Cole has now been charged by the FA with Misconduct and has until 16:00 on Thursday 11th October to respond. ITV has run with ‘Top 10 footballers who got Twitter wrong‘ which makes interesting reading.
Most of the F1 drivers on Twitter are well behaved. One driver stands out. Lewis Hamilton continuously lands himself in trouble with his trigger happy Tweet button. In August he dismayed his McLaren team when he, in a fit of frustration, posted pictures of his rear wing and qualifying telemetry onto his Twitter account. He quickly removed the posts and apologise.
In early October he made another blunder following a disappointing Japanese Grand Prix. After the announcement of his defection to the Mercedes team for 2013 he, for reasons best kept to himself, believed team-mate Jenson Button had snubbed him on Twitter, “Just noticed @jensonbutton unfollowed, thats a shame. After 3 years as teammates, I thought we respected one another but clearly he doesn’t.” An hour later he realised what was actually going on, “My bad, just found out Jenson never followed me. Don’t blame him! Need to be on Twitter more.” Unfortunately he’s making these blunders before his 1.1 million followers and the world’s media. Perhaps it’s time he got a press officer.

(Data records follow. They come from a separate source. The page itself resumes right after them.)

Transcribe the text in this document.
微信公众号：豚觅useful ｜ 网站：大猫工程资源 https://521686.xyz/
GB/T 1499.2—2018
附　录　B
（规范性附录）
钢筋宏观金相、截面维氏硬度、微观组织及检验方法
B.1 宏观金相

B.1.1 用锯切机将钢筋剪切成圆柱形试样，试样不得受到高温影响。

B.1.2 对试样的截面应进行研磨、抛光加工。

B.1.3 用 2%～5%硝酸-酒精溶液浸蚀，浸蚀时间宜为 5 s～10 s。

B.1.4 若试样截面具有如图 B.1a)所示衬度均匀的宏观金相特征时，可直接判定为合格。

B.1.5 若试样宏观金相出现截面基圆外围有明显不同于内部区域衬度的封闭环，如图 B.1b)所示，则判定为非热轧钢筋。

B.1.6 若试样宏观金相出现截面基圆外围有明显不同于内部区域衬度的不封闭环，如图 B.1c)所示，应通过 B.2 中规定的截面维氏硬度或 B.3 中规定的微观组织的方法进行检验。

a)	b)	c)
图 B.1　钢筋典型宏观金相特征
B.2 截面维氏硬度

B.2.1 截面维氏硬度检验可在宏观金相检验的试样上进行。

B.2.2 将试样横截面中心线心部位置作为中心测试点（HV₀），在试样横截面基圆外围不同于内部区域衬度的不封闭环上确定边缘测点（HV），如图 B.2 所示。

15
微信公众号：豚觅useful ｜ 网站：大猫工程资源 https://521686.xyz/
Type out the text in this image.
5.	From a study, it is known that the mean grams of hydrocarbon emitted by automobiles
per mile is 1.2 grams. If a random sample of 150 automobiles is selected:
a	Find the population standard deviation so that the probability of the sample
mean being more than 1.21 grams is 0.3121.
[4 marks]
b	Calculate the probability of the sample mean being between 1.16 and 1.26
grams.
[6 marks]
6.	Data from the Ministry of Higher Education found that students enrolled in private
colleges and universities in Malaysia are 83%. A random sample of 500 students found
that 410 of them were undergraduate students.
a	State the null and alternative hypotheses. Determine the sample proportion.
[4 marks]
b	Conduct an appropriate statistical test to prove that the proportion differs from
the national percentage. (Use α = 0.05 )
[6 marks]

For casual observers and fans these antics can often be hilarious and a true illumination of our heroes and heroines. For the organisers, team owners and managers they can be a nightmare, whilst for competitors they can be career ending. What is clear is how it is only a few individuals who are using the platform for a means to express offensive views; others are simply not thinking about team spirit when they launch their latest Tweet. Perhaps soon it will be mandatory for the world’s top sports stars to have Tweets approved by press officers – until they can prove they’re capable of behaving themselves it would appear to be the best solution!